Microsoft effectively owns various markets including desktop operating systems, internet browsers and business productivity software in the form of word processing, spreadsheets and presentation tools. Where Microsoft has had great successes, it has also had a series of failures. Adobe Systems still sells copies of Photoshop in the shadow of Microsoft, as Claris Corporation enjoys a modicum of success with Filemaker Pro. Large companies are slow to adopt Microsoft products as server-side solutions, sticking with industrial-strength UNIX products from Sun, IBM and even free solutions such as Linux. Sure, Oracle runs on Windows NT but would you trust your career with it? Yes, you can get fired for buying Microsoft.

At best, Microsoft is capable of monkey-see, monkey-do, making knockoff workalikes of Apple Computer's desktop software, a poor clone of the ever-present mp3 format and even shamelessly copying from Sun Microsystem's Java programming language.

At the heart of Microsoft is a bowl-haired little geek named William Gates III. Fabulously wealthy and badly deluded into thinking his company has contributed good things to the world, Bill is not much of a programmer and did in fact not create Microsoft's Disk Operating System. But Bill and his flock certainly figured out how to market and bundle software. In 1980, DOS was a pale imitation of UNIX, even more difficult to use, easy to crash and only allowing a single process to run at once. These early, poor engineering decisions still haunt Microsoft to this day.

In 1983, Microsoft released the first version of Windows, what would eventually become the world's most popular operating system. Windows was, of course, simply a large graphic interface placed on top of DOS. From this year on, they figured out a clever scheme: force users to upgrade, i.e., to pay for bugfixes, every year. By 1995, "Windows 95" sold 1 million copies in the first 4 days.

Part of Microsoft's secret was to partner with not only IBM but also with Intel. Without Microsoft's Windows operating system, IBM and Intel have an less compelling product to offer. An Anti-trust action brought against Microsoft in the late 90's accused Microsoft of having used this position to place a stranglehold on the industry and stifle innovation.

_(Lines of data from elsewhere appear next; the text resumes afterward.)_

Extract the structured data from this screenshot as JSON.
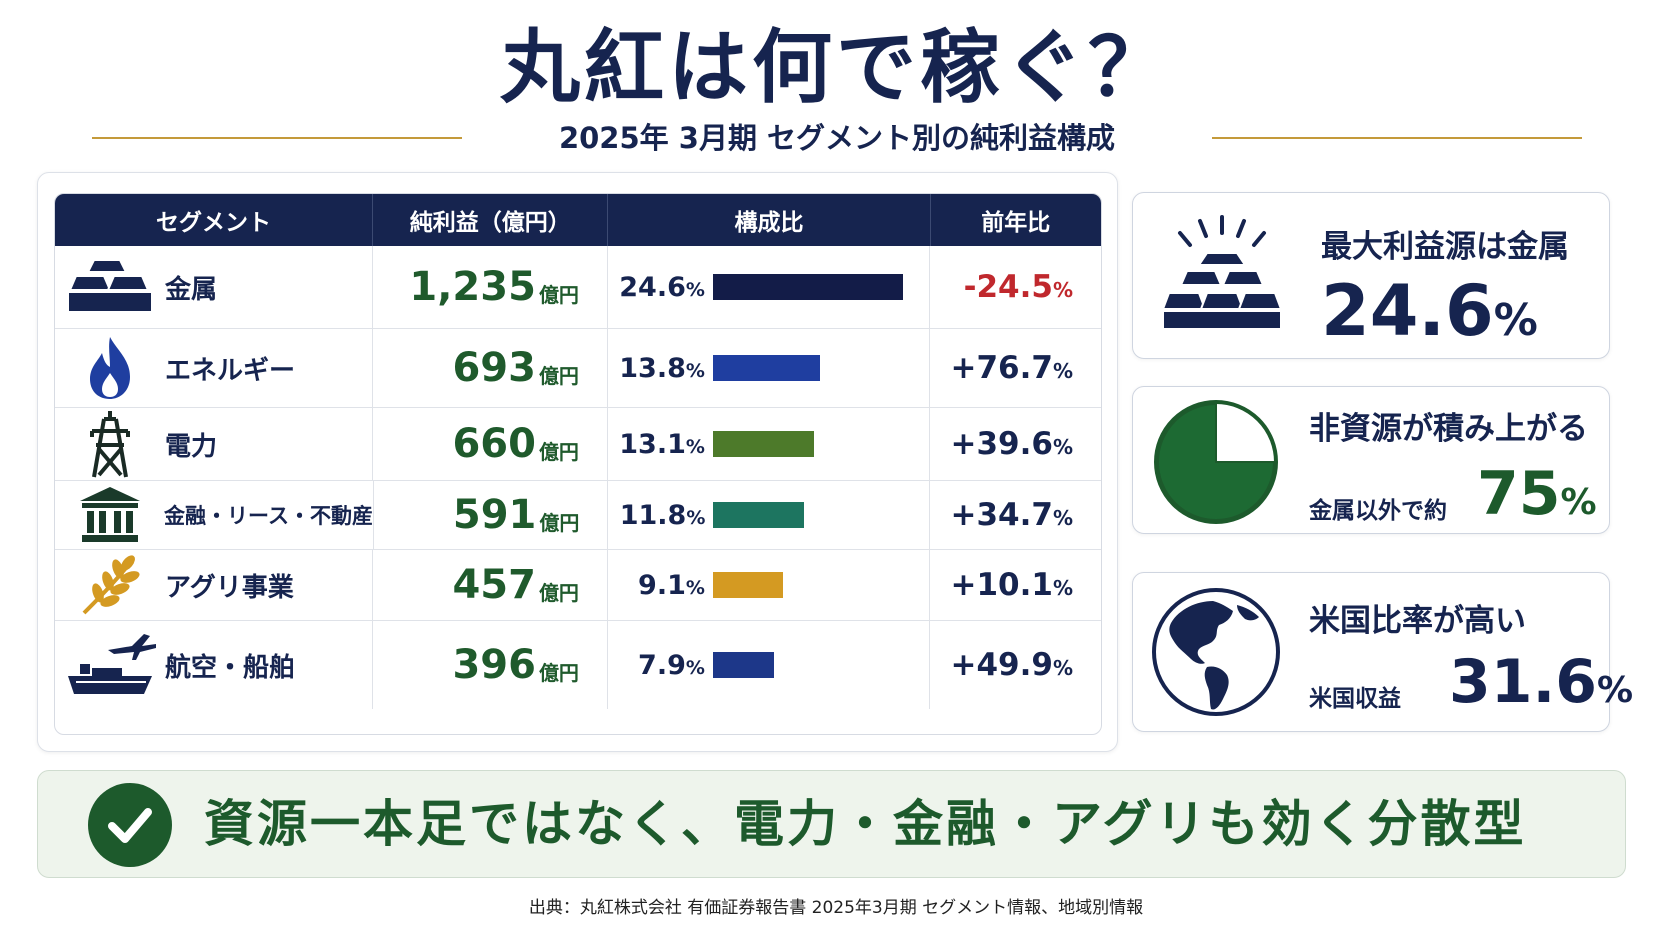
{
  "title": "丸紅は何で稼ぐ？",
  "subtitle": "2025年 3月期 セグメント別の純利益構成",
  "colors": {
    "navy": "#16244f",
    "green": "#1f5a2c",
    "negative_red": "#c0282d",
    "gold_line": "#c49a3a",
    "bottom_bg": "#eef4ec"
  },
  "table": {
    "headers": [
      "セグメント",
      "純利益（億円）",
      "構成比",
      "前年比"
    ],
    "unit": "億円",
    "pct_sign": "%"
  },
  "chart_data": {
    "type": "table",
    "columns": [
      "セグメント",
      "純利益（億円）",
      "構成比",
      "前年比"
    ],
    "rows": [
      {
        "segment": "金属",
        "icon": "gold-bars-icon",
        "profit_text": "1,235",
        "profit": 1235,
        "share_text": "24.6",
        "share": 24.6,
        "yoy_text": "-24.5",
        "yoy": -24.5,
        "bar_color": "#131c48"
      },
      {
        "segment": "エネルギー",
        "icon": "flame-icon",
        "profit_text": "693",
        "profit": 693,
        "share_text": "13.8",
        "share": 13.8,
        "yoy_text": "+76.7",
        "yoy": 76.7,
        "bar_color": "#1f3ea0"
      },
      {
        "segment": "電力",
        "icon": "power-tower-icon",
        "profit_text": "660",
        "profit": 660,
        "share_text": "13.1",
        "share": 13.1,
        "yoy_text": "+39.6",
        "yoy": 39.6,
        "bar_color": "#4d7a2a"
      },
      {
        "segment": "金融・リース・不動産",
        "icon": "bank-icon",
        "profit_text": "591",
        "profit": 591,
        "share_text": "11.8",
        "share": 11.8,
        "yoy_text": "+34.7",
        "yoy": 34.7,
        "bar_color": "#1d7560"
      },
      {
        "segment": "アグリ事業",
        "icon": "wheat-icon",
        "profit_text": "457",
        "profit": 457,
        "share_text": "9.1",
        "share": 9.1,
        "yoy_text": "+10.1",
        "yoy": 10.1,
        "bar_color": "#d49a22"
      },
      {
        "segment": "航空・船舶",
        "icon": "plane-ship-icon",
        "profit_text": "396",
        "profit": 396,
        "share_text": "7.9",
        "share": 7.9,
        "yoy_text": "+49.9",
        "yoy": 49.9,
        "bar_color": "#1d3789"
      }
    ],
    "share_max": 24.6
  },
  "kpis": {
    "metal": {
      "title": "最大利益源は金属",
      "value": "24.6",
      "pct": "%"
    },
    "non_resource": {
      "title": "非資源が積み上がる",
      "label": "金属以外で約",
      "value": "75",
      "pct": "%",
      "pie_fraction": 0.75
    },
    "us": {
      "title": "米国比率が高い",
      "label": "米国収益",
      "value": "31.6",
      "pct": "%"
    }
  },
  "bottom_message": "資源一本足ではなく、電力・金融・アグリも効く分散型",
  "source": "出典：丸紅株式会社 有価証券報告書 2025年3月期 セグメント情報、地域別情報"
}
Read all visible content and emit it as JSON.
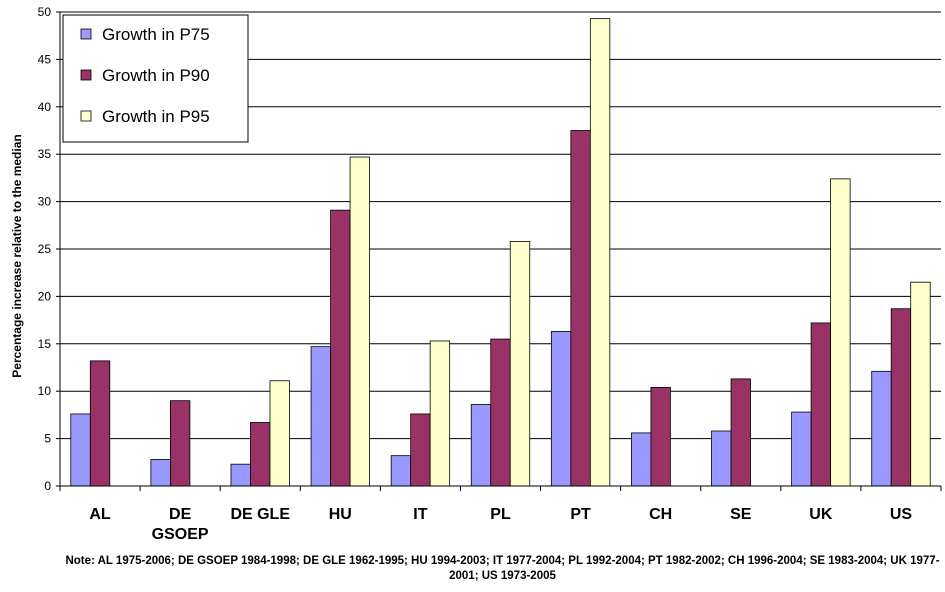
{
  "chart_data": {
    "type": "bar",
    "ylabel": "Percentage increase relative to the median",
    "ylim": [
      0,
      50
    ],
    "yticks": [
      0,
      5,
      10,
      15,
      20,
      25,
      30,
      35,
      40,
      45,
      50
    ],
    "grid": true,
    "legend_position": "top-left",
    "categories": [
      "AL",
      "DE GSOEP",
      "DE GLE",
      "HU",
      "IT",
      "PL",
      "PT",
      "CH",
      "SE",
      "UK",
      "US"
    ],
    "series": [
      {
        "name": "Growth in P75",
        "color": "#9999ff",
        "values": [
          7.6,
          2.8,
          2.3,
          14.7,
          3.2,
          8.6,
          16.3,
          5.6,
          5.8,
          7.8,
          12.1
        ]
      },
      {
        "name": "Growth in P90",
        "color": "#993366",
        "values": [
          13.2,
          9.0,
          6.7,
          29.1,
          7.6,
          15.5,
          37.5,
          10.4,
          11.3,
          17.2,
          18.7
        ]
      },
      {
        "name": "Growth in P95",
        "color": "#ffffcc",
        "values": [
          null,
          null,
          11.1,
          34.7,
          15.3,
          25.8,
          49.3,
          null,
          null,
          32.4,
          21.5
        ]
      }
    ]
  },
  "note": "Note: AL 1975-2006; DE GSOEP 1984-1998; DE GLE 1962-1995; HU 1994-2003; IT 1977-2004; PL 1992-2004; PT 1982-2002; CH 1996-2004; SE 1983-2004; UK 1977-2001; US 1973-2005"
}
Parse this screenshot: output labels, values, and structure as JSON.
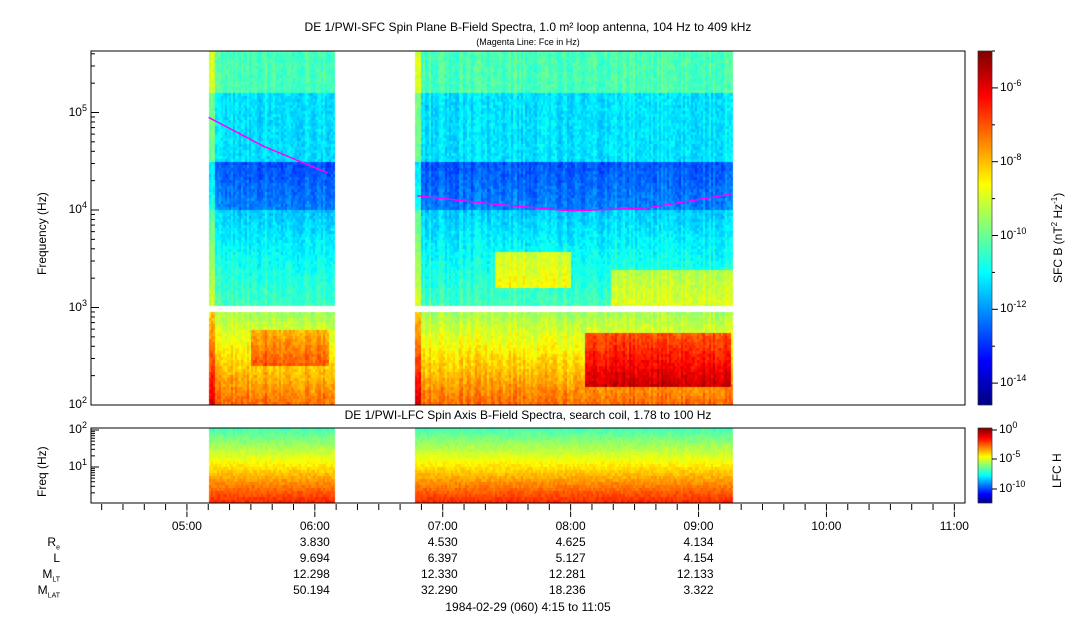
{
  "chart_data": [
    {
      "type": "heatmap",
      "title": "DE 1/PWI-SFC  Spin Plane B-Field Spectra, 1.0 m² loop antenna, 104 Hz to 409 kHz",
      "subtitle": "(Magenta Line: Fce in Hz)",
      "ylabel": "Frequency (Hz)",
      "yscale": "log",
      "ylim": [
        100,
        409000
      ],
      "yticks": [
        "10^2",
        "10^3",
        "10^4",
        "10^5"
      ],
      "xlim_hours": [
        4.25,
        11.0833
      ],
      "data_intervals_hours": [
        [
          5.17,
          6.15
        ],
        [
          6.78,
          9.27
        ]
      ],
      "colorbar": {
        "label": "SFC B (nT^2 Hz^-1)",
        "scale": "log",
        "range_exp": [
          -14.6,
          -5.0
        ],
        "ticks": [
          "10^-6",
          "10^-8",
          "10^-10",
          "10^-12",
          "10^-14"
        ]
      },
      "fce_line": {
        "color": "#ff00ff",
        "segments": [
          {
            "t": [
              5.17,
              5.6,
              6.1
            ],
            "f": [
              89000,
              45000,
              24000
            ]
          },
          {
            "t": [
              6.8,
              7.4,
              8.0,
              8.6,
              9.25
            ],
            "f": [
              14000,
              11500,
              9800,
              10500,
              14500
            ]
          }
        ]
      }
    },
    {
      "type": "heatmap",
      "title": "DE 1/PWI-LFC  Spin Axis B-Field Spectra, search coil, 1.78 to 100 Hz",
      "ylabel": "Freq (Hz)",
      "yscale": "log",
      "ylim": [
        1.78,
        100
      ],
      "yticks": [
        "10^1",
        "10^2"
      ],
      "colorbar": {
        "label": "LFC H",
        "scale": "log",
        "range_exp": [
          -12,
          0
        ],
        "ticks": [
          "10^0",
          "10^-5",
          "10^-10"
        ]
      }
    }
  ],
  "x_axis": {
    "ticks": [
      "05:00",
      "06:00",
      "07:00",
      "08:00",
      "09:00",
      "10:00",
      "11:00"
    ],
    "tick_hours": [
      5,
      6,
      7,
      8,
      9,
      10,
      11
    ]
  },
  "ephemeris": {
    "rows": [
      {
        "label": "R",
        "sub": "e",
        "values": [
          "3.830",
          "4.530",
          "4.625",
          "4.134"
        ]
      },
      {
        "label": "L",
        "sub": "",
        "values": [
          "9.694",
          "6.397",
          "5.127",
          "4.154"
        ]
      },
      {
        "label": "M",
        "sub": "LT",
        "values": [
          "12.298",
          "12.330",
          "12.281",
          "12.133"
        ]
      },
      {
        "label": "M",
        "sub": "LAT",
        "values": [
          "50.194",
          "32.290",
          "18.236",
          "3.322"
        ]
      }
    ]
  },
  "footer": "1984-02-29 (060) 4:15 to 11:05"
}
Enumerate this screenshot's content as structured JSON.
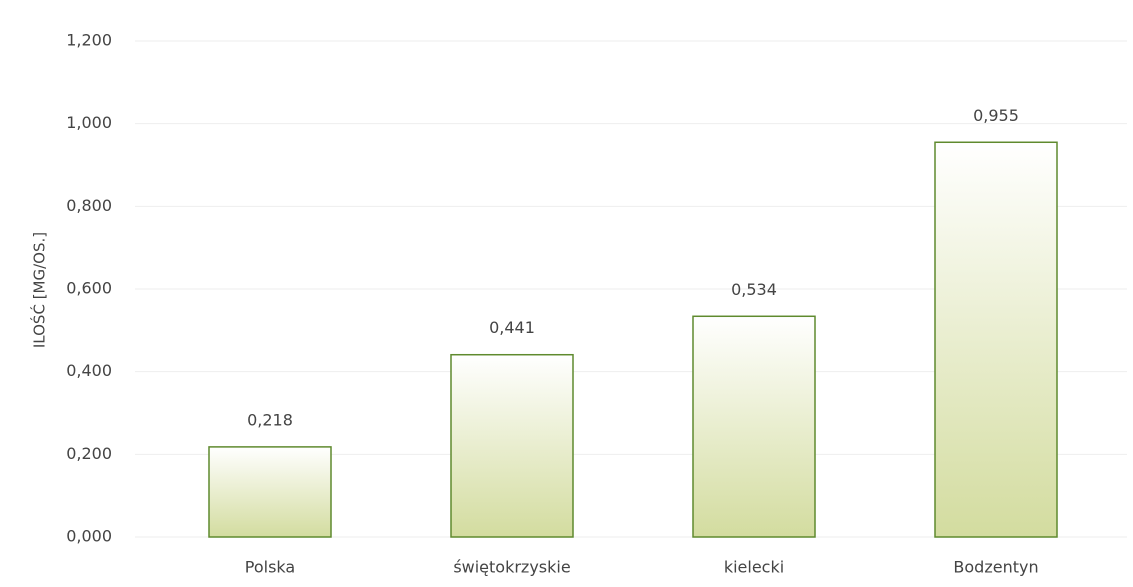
{
  "chart_data": {
    "type": "bar",
    "y_label": "ILOŚĆ [MG/OS.]",
    "categories": [
      "Polska",
      "świętokrzyskie",
      "kielecki",
      "Bodzentyn"
    ],
    "values": [
      0.218,
      0.441,
      0.534,
      0.955
    ],
    "value_labels": [
      "0,218",
      "0,441",
      "0,534",
      "0,955"
    ],
    "color": "#d3dc9f",
    "edge_color": "#5f8a2e",
    "ylim": [
      0,
      1.2
    ],
    "yticks": [
      {
        "value": 0,
        "label": "0,000"
      },
      {
        "value": 0.2,
        "label": "0,200"
      },
      {
        "value": 0.4,
        "label": "0,400"
      },
      {
        "value": 0.6,
        "label": "0,600"
      },
      {
        "value": 0.8,
        "label": "0,800"
      },
      {
        "value": 1.0,
        "label": "1,000"
      },
      {
        "value": 1.2,
        "label": "1,200"
      }
    ],
    "grid": true
  }
}
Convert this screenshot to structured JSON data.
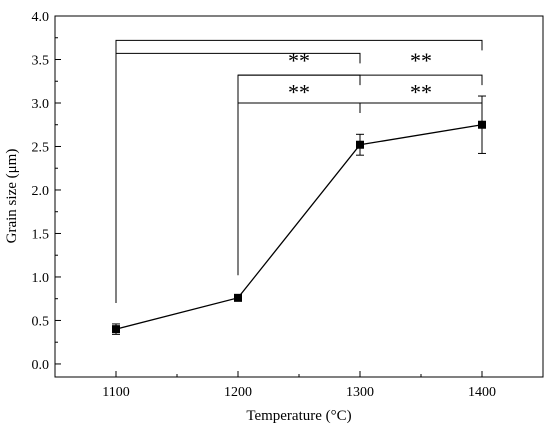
{
  "chart_data": {
    "type": "line",
    "xlabel": "Temperature (°C)",
    "ylabel": "Grain size (μm)",
    "xlim": [
      1050,
      1450
    ],
    "ylim": [
      -0.15,
      4.0
    ],
    "x_ticks": [
      1100,
      1200,
      1300,
      1400
    ],
    "x_tick_labels": [
      "1100",
      "1200",
      "1300",
      "1400"
    ],
    "y_ticks": [
      0.0,
      0.5,
      1.0,
      1.5,
      2.0,
      2.5,
      3.0,
      3.5,
      4.0
    ],
    "y_tick_labels": [
      "0.0",
      "0.5",
      "1.0",
      "1.5",
      "2.0",
      "2.5",
      "3.0",
      "3.5",
      "4.0"
    ],
    "grid": false,
    "series": [
      {
        "x": [
          1100,
          1200,
          1300,
          1400
        ],
        "values": [
          0.4,
          0.76,
          2.52,
          2.75
        ],
        "error": [
          0.06,
          0.02,
          0.12,
          0.33
        ],
        "marker": "square",
        "color": "#000000"
      }
    ],
    "significance": [
      {
        "from": 1100,
        "to": 1300,
        "y": 3.57,
        "start_y": 0.7,
        "label": ""
      },
      {
        "from": 1100,
        "to": 1400,
        "y": 3.72,
        "start_y": 3.57,
        "label": ""
      },
      {
        "from": 1200,
        "to": 1300,
        "y": 3.32,
        "start_y": 1.02,
        "label": "**"
      },
      {
        "from": 1200,
        "to": 1400,
        "y": 3.32,
        "start_y": 3.32,
        "label": "**"
      },
      {
        "from": 1200,
        "to": 1300,
        "y": 3.0,
        "start_y": 3.0,
        "label": "**"
      },
      {
        "from": 1300,
        "to": 1400,
        "y": 3.0,
        "start_y": 3.0,
        "label": "**"
      }
    ],
    "significance_labels": [
      {
        "x": 1250,
        "y": 3.4,
        "text": "**"
      },
      {
        "x": 1350,
        "y": 3.4,
        "text": "**"
      },
      {
        "x": 1250,
        "y": 3.04,
        "text": "**"
      },
      {
        "x": 1350,
        "y": 3.04,
        "text": "**"
      }
    ]
  }
}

In 1995, when Netscape Communications Corporation released their browser, Microsoft noticed. Eventually. It took a few years, the purchase of a smaller browser company and a series of questionable business deals, but they wrestled control of the market from Netscape. The dominating web browser in 1995, Netscape Communicator, had became a footnote in the history of computing within a few years. Netscape didn't do itself any favors by trying to compete with Microsoft, frantically making release after release, each crappier than the next. Even so, Microsoft's swift destruction of Netscape is a harsh lesson for those that want to innovate in Silicon Valley.

Timeline

12 Nov 1975 Bill Gates and Paul Allen's 7-person software company in Albuquerque, New Mexico adopts the name "Microsoft."
27 Apr 2000 Texas Governor George W. Bush discusses the Microsoft antitrust case with Jim Lehrer.
LEHRER: Conventional wisdom, as I'm sure you're aware, Governor, is that if you are elected President and the Microsoft is still pending in some way—either on appeal or whatever—that you'll stop it.
BUSH: I think those are—that's needless speculation, and I've—it's like the guy said—I've got friends on both sides of the issue. And you know, Jim Barksdale is a close friend of mine and a supporter, he's a really good fellah, who is part of the reason why the case came up in the first place—testified against Microsoft, so I think that's speculation that people should --
LEHRER: Is your flexibility compromised at all by the role of Ralph Reed, an adviser to you—it also turned out had been hired by Microsoft to lobby you?
BUSH: No. I said—we're beginning to scrimp—I typed this speech myself—I'm beginning to save money in my campaign and I want you to know I typed this speech. "Ralph Reed was right. Microsoft '98 is great." I didn't have any idea Ralph Reed was representing Microsoft, nor would it have mattered to me.
12 Jun 2000 Microsoft announces a partnership with DirecTV and Thomson multimedia to develop a TiVo killer it calls UltimateTV.
23 Jan 2002 Microsoft announces it has killed the UltimateTV project, their TiVo killer.